On 11 July 1912, Joshua was born in Finchley, London, United Kingdom. When she was 11 years old, her father died, causing her mother to work through the Post–First World War recession. Joshua was educated at St. Michael's Convent in Finchley. She began attending the Royal Veterinary College (RVC) in London in 1933 due to the limited availability of student grants. Joshua earned five subject and two Centenary Medals as the best performing students in her fourth and fifth years. She graduated from the RVC in 1938.

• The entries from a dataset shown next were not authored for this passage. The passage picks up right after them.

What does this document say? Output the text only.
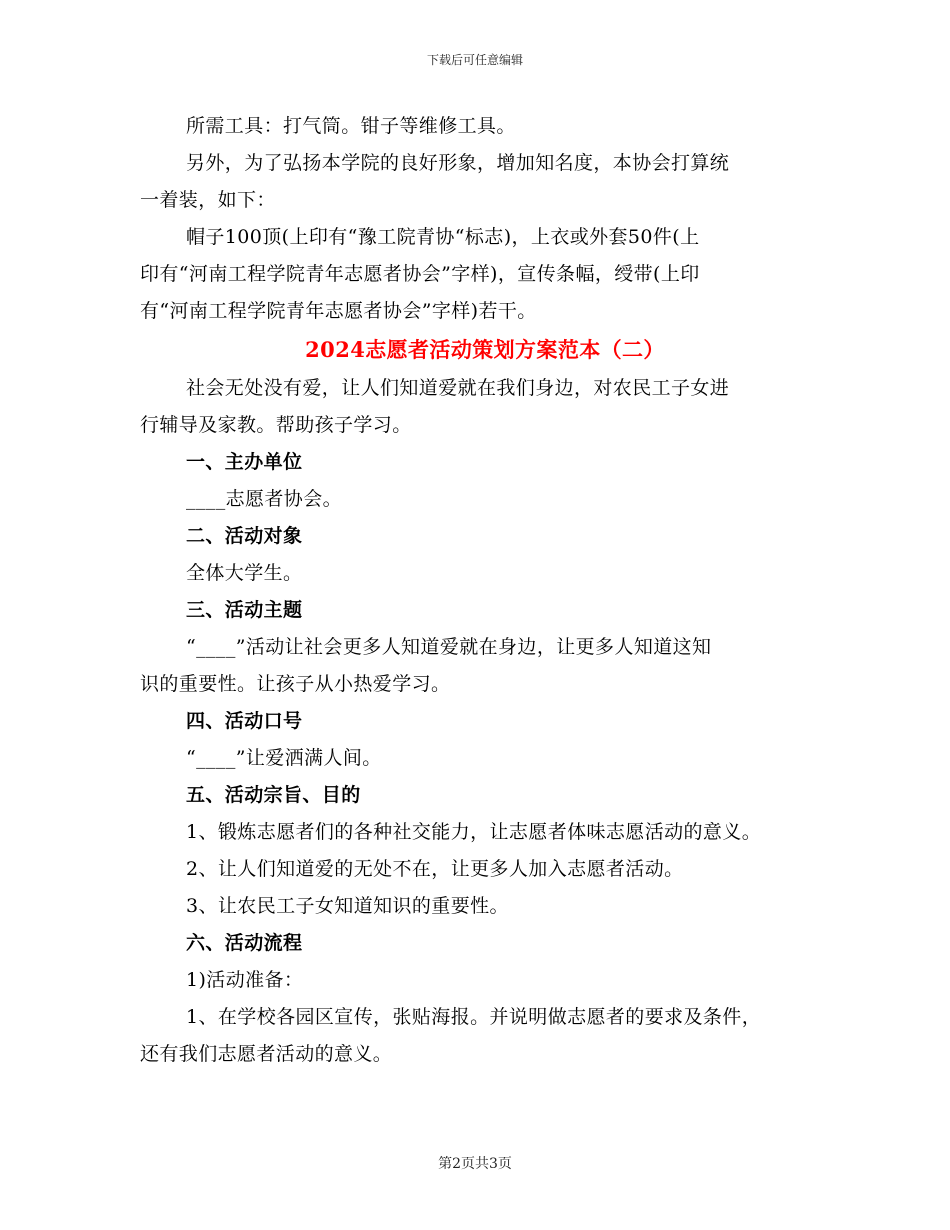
下载后可任意编辑
所需工具：打气筒。钳子等维修工具。
另外，为了弘扬本学院的良好形象，增加知名度，本协会打算统
一着装，如下：
帽子100顶(上印有“豫工院青协“标志)，上衣或外套50件(上
印有“河南工程学院青年志愿者协会”字样)，宣传条幅，绶带(上印
有“河南工程学院青年志愿者协会”字样)若干。
2024志愿者活动策划方案范本（二）
社会无处没有爱，让人们知道爱就在我们身边，对农民工子女进
行辅导及家教。帮助孩子学习。
一、主办单位
____志愿者协会。
二、活动对象
全体大学生。
三、活动主题
“____”活动让社会更多人知道爱就在身边，让更多人知道这知
识的重要性。让孩子从小热爱学习。
四、活动口号
“____”让爱洒满人间。
五、活动宗旨、目的
1、锻炼志愿者们的各种社交能力，让志愿者体味志愿活动的意义。
2、让人们知道爱的无处不在，让更多人加入志愿者活动。
3、让农民工子女知道知识的重要性。
六、活动流程
1)活动准备：
1、在学校各园区宣传，张贴海报。并说明做志愿者的要求及条件，
还有我们志愿者活动的意义。
第2页共3页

Between 1938 and 1939, Joshua was appointed a house surgeon at Beaumont Hospital. She established her own one-person private practice in the front room of the Finchley home of her mother, just before the outbreak of the Second World War in 1939. Joshua was called up to work for the war effort as a veterinary surgeon by the Ministry of Labour in mid-1941 since men were not allowed to hold reserved occupations but successfully challenged the Ernest Bevin's Whitehall Ministry on this for sex discrimination against women. That same year, she co-established with Margaret Bentley the Society of Women Veterinary Surgeons, and was elected its first president. Joshua authored several clinical publications and was a member of multiple committees.

Her veterinary practice was based at 78 Brent Way, in Finchley's Church End district.

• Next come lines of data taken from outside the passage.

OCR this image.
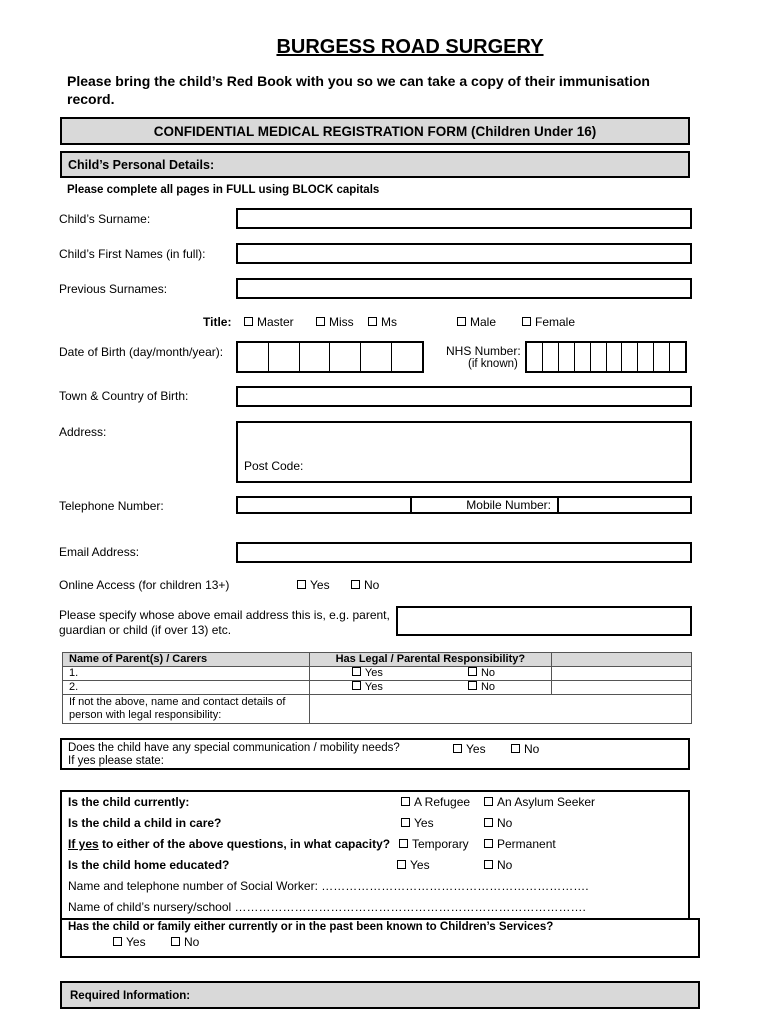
BURGESS ROAD SURGERY
Please bring the child’s Red Book with you so we can take a copy of their immunisation record.
CONFIDENTIAL MEDICAL REGISTRATION FORM (Children Under 16)
Child’s Personal Details:
Please complete all pages in FULL using BLOCK capitals
Child’s Surname:
Child’s First Names (in full):
Previous Surnames:
Title:	Master	Miss	Ms	Male	Female
Date of Birth (day/month/year):	NHS Number:
(if known)
Town & Country of Birth:
Address:
Post Code:
Telephone Number:	Mobile Number:
Email Address:
Online Access (for children 13+)	Yes	No
Please specify whose above email address this is, e.g. parent, guardian or child (if over 13) etc.
Name of Parent(s) / Carers	Has Legal / Parental Responsibility?	
1.	Yes No	
2.	Yes No	
If not the above, name and contact details of person with legal responsibility:		
Does the child have any special communication / mobility needs?
If yes please state:
Yes	No
Is the child currently:	A Refugee	An Asylum Seeker
Is the child a child in care?	Yes	No
If yes to either of the above questions, in what capacity?	Temporary	Permanent
Is the child home educated?	Yes	No
Name and telephone number of Social Worker: ………………………………………………………….
Name of child’s nursery/school …………………………………………………………………………….
Has the child or family either currently or in the past been known to Children’s Services?
Yes	No
Required Information:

She successfully campaigned for the founding of the Animal Health Trust, 3,000 unqualified practitioners in the United Kingdom to be struck off in 1943, and educating veterinary surgeons at universities only such as in Bristol and Cambridge. Joshua was a councillor of the National Veterinary Medical Association (now the British Veterinary Association) between 1941 and 1953. In 1950, Joshua was the first women to be elected Fellow of the Royal College of Veterinary Surgeons (RCVS), and the first female to receive the RCVS Francis Hogg Prize in 1959. She served on the council of the RCVS from 1953 to 1963 and the sole female member of the British Veterinary Codex Committee between 1950 and 1965; Joshua was considered for the presidency of the RCVS council but it decided not appropriate to elect a non-practising veterinarian to the position.

Joshua stopped working at her private practice in 1962, and was invited so that she could be accepted to the appoint of a readership at the University of Liverpool School of Veterinary Science's Department of Clinical Studies that same year. She had not been used to cooperating with others as she had not done in private practice but colleagues and students well-received her. In 1968, Joshua set-up the Society for Women Veterinary Surgeons Trust aiming to support women's education in veterinary science. She retired in 1973. Joshua worked for the local branch of the People's Dispensary for Sick Animals, advised the Mutual Defence Society, and was a member of the Institute of Advanced Motorists.

She was the first female to be named recipient of the Victory Medal of the Central Veterinary Society for 1976 to 1977. Joshua had a hobby of dog breeding. From her days at school until her 70s, she bred Chow Chows. Joshua won the Reserve Breed Championship at Crufts five times, and was vice-president of the National Chow Club and the Chinese Chow Club's president for a decade. She worked as a show judge for more than half a century, and lectured to breeders.

==Personal life==

Joshua was referred to by all as "Auntie Joan" and was a feminist. On 21 February 1993, she died on the Wirral Peninsula. Joshua did not marry.

==Legacy==

Edward Boden, writing in The Independent, calls Joshua "a no-nonsense, hard-working veterinary surgeon who pioneered the role of women in her profession", and, "a firm but understanding lecturer who gave a sound grounding in dog and cat medicine and surgery backed by equally sound advice on the tyro veterinarian's choice of career." The Times correspondent wrote of Joshua: "A Woman of unusual determination, Joan Joshua was afraid of no one."